The virtual high-throughput approach of the Clean Energy Project allows the study of material candidates on an unprecedented scale. It eclipses the possibilities of experiment or traditional computational modeling by 4-5 orders of magnitude. The necessary parameter space for high-performance materials is very narrow and the search for suitable candidates correspondingly difficult. The presented large-scale screening, however, still provides 1000 candidates with the prerequisites for a power conversion efficiency of 11+% and 35000 candidates of 10+%. The most promising compounds are forwarded to experimentalist partners. The results are also used for the cheminformatics analysis of structure-property relationships and thus provide the foundation for the rational design of new leads. In June 2013, the data became available in an open and free reference database for the community.

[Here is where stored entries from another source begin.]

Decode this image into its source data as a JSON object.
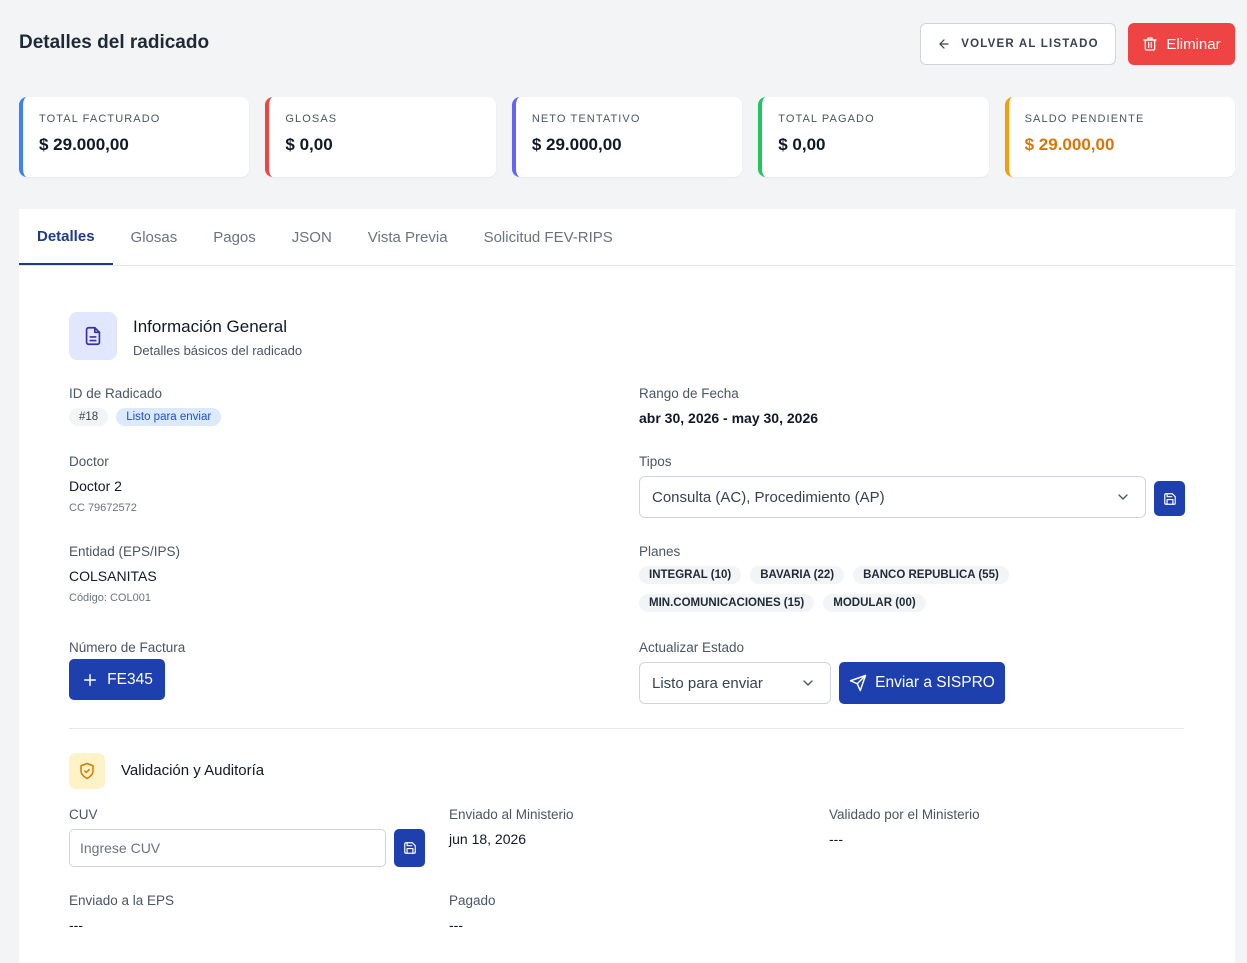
{
  "header": {
    "title": "Detalles del radicado",
    "back_label": "VOLVER AL LISTADO",
    "delete_label": "Eliminar"
  },
  "stats": [
    {
      "label": "TOTAL FACTURADO",
      "value": "$ 29.000,00",
      "accent": "#3b82f6",
      "value_color": "#111827"
    },
    {
      "label": "GLOSAS",
      "value": "$ 0,00",
      "accent": "#ef4444",
      "value_color": "#111827"
    },
    {
      "label": "NETO TENTATIVO",
      "value": "$ 29.000,00",
      "accent": "#6366f1",
      "value_color": "#111827"
    },
    {
      "label": "TOTAL PAGADO",
      "value": "$ 0,00",
      "accent": "#22c55e",
      "value_color": "#111827"
    },
    {
      "label": "SALDO PENDIENTE",
      "value": "$ 29.000,00",
      "accent": "#f59e0b",
      "value_color": "#d97706"
    }
  ],
  "tabs": [
    {
      "label": "Detalles",
      "active": true
    },
    {
      "label": "Glosas"
    },
    {
      "label": "Pagos"
    },
    {
      "label": "JSON"
    },
    {
      "label": "Vista Previa"
    },
    {
      "label": "Solicitud FEV-RIPS"
    }
  ],
  "general": {
    "title": "Información General",
    "subtitle": "Detalles básicos del radicado",
    "id_label": "ID de Radicado",
    "id_value": "#18",
    "status_chip": "Listo para enviar",
    "date_label": "Rango de Fecha",
    "date_value": "abr 30, 2026 - may 30, 2026",
    "doctor_label": "Doctor",
    "doctor_name": "Doctor 2",
    "doctor_doc": "CC 79672572",
    "tipos_label": "Tipos",
    "tipos_value": "Consulta (AC), Procedimiento (AP)",
    "entity_label": "Entidad (EPS/IPS)",
    "entity_name": "COLSANITAS",
    "entity_code": "Código: COL001",
    "planes_label": "Planes",
    "planes": [
      "INTEGRAL (10)",
      "BAVARIA (22)",
      "BANCO REPUBLICA (55)",
      "MIN.COMUNICACIONES (15)",
      "MODULAR (00)"
    ],
    "invoice_label": "Número de Factura",
    "invoice_value": "FE345",
    "status_label": "Actualizar Estado",
    "status_value": "Listo para enviar",
    "send_label": "Enviar a SISPRO"
  },
  "validation": {
    "title": "Validación y Auditoría",
    "cuv_label": "CUV",
    "cuv_placeholder": "Ingrese CUV",
    "sent_ministry_label": "Enviado al Ministerio",
    "sent_ministry_value": "jun 18, 2026",
    "validated_label": "Validado por el Ministerio",
    "validated_value": "---",
    "sent_eps_label": "Enviado a la EPS",
    "sent_eps_value": "---",
    "paid_label": "Pagado",
    "paid_value": "---"
  }
}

In this session, Alan Aspura-Guzik, Professor of Chemistry and Chemical Biology at Harvard University and the hands-on lead/practitioner for the Harvard Clean Energy Project will inform attendees about the tools and techniques they acquired during this project around data mining, analysis, machine learning, drug discovery, and pattern recognition. He will outline best practices and lessons learned from this big data project that will benefit mankind aiding the quest for clean energy solutions, bringing electricity to billions around the world, and improving their quality of life.

Photo of Kai Trepte

Kai Trepte

Lead Enginees, Harvard Clean Energy Project

Kai Trepte is the lead software engineer for the Harvard Clean Energy Project. Kai was instrumental in translating the raw data, over 400TB of data on 2.3 million compounds, into an online data-store open to the world. Kai obtained a Masters in Logistics from MIT and was co-founder of John Galt Solutions, Inc., a supply chain management software provider with over 5,000 customers throughout the world. As the lead engineer on the Clean Energy Project Kai is applying his data warehousing and analytic skills to big-data in science. Kai will outline best practices and lessons learned from this big data project that will benefit mankind aiding the quest for clean energy solutions, bringing electricity to billions around the world, and improving their quality of life.